Une constante dans les romans de Vuillard: montrer les aspects triviaux, humains, anarchiques, guignolesques et inattendus des pires épisodes de notre Histoire. Que ce soit avec le génocide des indiens d'Amérique (Tristesse de la terre), les méfaits de la colonisation (Congo) ou l'horreur du III eme Reich (L'Ordre du Jour), Vuillard raconte des anecdotes qui décrédibilisent systématiquement le récit historique tel qu'il a été écrit par les vainqueurs. Il nous aide à comprendre (mais aussi ressentir) que même les épisodes clés de notre histoire contemporaine tels qu'on croit les connaître sont des représentations ou des mythes alors que la réalité est bancale, terne et peu reluisante.
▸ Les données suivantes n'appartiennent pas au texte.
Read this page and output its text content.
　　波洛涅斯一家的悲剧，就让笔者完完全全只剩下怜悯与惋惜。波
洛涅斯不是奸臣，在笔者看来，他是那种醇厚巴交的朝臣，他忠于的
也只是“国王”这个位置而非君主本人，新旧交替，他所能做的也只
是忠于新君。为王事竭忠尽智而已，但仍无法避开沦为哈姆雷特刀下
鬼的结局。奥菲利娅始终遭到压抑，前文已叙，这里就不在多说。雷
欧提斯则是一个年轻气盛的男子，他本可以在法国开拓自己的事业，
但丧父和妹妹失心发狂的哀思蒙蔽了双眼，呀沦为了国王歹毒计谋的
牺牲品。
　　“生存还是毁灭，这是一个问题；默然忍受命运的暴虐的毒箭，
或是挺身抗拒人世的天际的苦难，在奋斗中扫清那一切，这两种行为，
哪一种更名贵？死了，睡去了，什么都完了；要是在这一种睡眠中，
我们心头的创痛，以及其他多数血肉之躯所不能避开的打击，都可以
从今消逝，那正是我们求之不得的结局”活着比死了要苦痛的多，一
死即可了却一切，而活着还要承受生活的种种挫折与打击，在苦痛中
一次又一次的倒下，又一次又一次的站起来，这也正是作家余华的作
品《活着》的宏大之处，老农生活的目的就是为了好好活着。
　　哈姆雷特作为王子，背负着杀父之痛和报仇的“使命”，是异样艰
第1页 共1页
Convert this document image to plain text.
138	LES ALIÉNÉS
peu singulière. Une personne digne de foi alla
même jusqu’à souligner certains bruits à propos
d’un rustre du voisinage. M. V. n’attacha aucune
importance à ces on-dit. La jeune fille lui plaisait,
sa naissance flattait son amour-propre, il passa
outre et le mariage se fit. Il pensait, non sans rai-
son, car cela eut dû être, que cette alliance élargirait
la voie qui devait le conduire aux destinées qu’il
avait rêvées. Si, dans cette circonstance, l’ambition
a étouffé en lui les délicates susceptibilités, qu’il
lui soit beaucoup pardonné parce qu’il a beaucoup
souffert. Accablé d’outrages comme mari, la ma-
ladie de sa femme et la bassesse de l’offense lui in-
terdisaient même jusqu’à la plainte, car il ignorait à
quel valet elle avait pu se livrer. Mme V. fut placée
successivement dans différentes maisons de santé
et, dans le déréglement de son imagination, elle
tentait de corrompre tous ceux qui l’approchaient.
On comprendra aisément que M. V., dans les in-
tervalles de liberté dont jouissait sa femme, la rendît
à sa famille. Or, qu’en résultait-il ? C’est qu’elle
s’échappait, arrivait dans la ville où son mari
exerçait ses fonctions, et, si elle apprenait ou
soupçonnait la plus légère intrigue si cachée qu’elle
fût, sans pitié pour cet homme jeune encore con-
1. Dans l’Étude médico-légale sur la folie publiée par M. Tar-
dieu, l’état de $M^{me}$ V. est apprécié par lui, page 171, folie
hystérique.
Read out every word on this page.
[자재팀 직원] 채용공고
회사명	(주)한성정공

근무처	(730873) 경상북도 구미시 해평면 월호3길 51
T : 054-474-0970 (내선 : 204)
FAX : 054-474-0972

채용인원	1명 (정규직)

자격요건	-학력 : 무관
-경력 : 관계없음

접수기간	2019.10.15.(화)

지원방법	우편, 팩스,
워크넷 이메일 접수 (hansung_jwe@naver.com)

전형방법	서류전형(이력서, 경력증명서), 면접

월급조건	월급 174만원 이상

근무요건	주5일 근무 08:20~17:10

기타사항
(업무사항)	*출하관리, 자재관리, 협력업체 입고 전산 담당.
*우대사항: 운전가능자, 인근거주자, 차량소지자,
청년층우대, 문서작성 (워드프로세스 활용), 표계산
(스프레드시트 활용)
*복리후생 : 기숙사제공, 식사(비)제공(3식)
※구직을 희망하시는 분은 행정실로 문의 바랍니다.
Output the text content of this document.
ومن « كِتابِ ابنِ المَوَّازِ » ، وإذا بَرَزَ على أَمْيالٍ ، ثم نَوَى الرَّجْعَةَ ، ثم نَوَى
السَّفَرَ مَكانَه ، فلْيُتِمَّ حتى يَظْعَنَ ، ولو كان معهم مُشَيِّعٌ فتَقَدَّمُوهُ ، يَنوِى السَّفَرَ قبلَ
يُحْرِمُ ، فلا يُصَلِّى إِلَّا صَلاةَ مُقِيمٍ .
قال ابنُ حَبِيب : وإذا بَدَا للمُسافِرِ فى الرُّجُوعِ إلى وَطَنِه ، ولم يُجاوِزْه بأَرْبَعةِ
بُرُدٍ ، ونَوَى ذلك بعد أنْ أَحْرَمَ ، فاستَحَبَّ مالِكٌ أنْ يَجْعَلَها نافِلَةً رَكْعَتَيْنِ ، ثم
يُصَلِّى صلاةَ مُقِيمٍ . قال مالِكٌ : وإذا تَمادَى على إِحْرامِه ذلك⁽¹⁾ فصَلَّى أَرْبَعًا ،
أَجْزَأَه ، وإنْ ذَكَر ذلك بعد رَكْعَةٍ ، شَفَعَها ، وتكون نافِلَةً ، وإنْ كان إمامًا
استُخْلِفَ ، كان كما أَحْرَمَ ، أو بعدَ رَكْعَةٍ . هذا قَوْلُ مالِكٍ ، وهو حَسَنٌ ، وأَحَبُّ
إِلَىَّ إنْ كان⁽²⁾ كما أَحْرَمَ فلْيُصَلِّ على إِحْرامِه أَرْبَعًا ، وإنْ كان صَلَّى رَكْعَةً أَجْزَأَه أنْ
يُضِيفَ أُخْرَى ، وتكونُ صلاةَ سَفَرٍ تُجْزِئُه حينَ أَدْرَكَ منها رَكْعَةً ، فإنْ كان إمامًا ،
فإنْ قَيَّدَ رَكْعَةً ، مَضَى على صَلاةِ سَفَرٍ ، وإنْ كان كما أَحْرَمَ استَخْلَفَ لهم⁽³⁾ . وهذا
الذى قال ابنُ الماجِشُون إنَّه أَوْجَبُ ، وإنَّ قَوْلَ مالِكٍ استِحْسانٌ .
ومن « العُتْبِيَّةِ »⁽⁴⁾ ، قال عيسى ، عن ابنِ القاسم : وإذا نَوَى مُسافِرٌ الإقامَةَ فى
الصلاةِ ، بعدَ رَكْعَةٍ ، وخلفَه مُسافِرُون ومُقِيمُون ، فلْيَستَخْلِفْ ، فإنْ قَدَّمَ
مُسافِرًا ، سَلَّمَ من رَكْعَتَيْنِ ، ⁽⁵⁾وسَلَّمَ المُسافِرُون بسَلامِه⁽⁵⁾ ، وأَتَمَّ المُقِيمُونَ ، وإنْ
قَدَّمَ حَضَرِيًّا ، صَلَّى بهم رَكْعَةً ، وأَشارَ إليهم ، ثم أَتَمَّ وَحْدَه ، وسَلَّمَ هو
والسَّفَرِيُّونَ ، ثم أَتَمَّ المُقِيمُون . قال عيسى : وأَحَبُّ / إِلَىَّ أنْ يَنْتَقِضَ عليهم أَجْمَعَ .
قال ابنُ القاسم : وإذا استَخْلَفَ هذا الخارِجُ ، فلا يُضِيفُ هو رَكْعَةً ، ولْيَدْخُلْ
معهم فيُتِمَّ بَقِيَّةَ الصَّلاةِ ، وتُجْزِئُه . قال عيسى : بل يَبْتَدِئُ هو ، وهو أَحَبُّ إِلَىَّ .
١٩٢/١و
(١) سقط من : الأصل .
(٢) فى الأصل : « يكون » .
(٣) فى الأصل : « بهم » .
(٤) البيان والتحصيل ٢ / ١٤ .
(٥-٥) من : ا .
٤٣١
Ainsi, dans l'Ordre du jour, on apprend que le Blitzkrieg relève plus de la propagande que de la réalité (alors que les chars d'assaut allemands sont en réalité tombés en panne). On lit que la diplomatie hitlérienne se jouait à coup de bluff et de numéros de mauvais acteurs entre l'ambassadeur allemand à Londres et le Ministre des Affaires Etrangères anglais (qui ne détestait pas tant que cela son homologue nazi puisqu'il lui louait, à titre personnel, son appartement). On découvre le rôle, aujourd'hui effacé dans l'histoire officielle, des grands industriels (champions de l'économie allemande triomphante d'aujourd'hui) qui ont financé l'ascension d'Hitler au pouvoir et ont eu recours à la main d'oeuvre des camps. Et finalement, se fait jour le rôle dissimulé mais constant dans l'Histoire de l'argent, de l'esprit de classe, de l'avarice et de la protection des intérêts personnels.
C'est bien écrit. C'est enrichissant, érudit et subtil. C'est une lecture nécessaire (comme tous les ouvrages de Vuillard) pour comprendre l'Histoire, la politique et la faiblesse des hommes.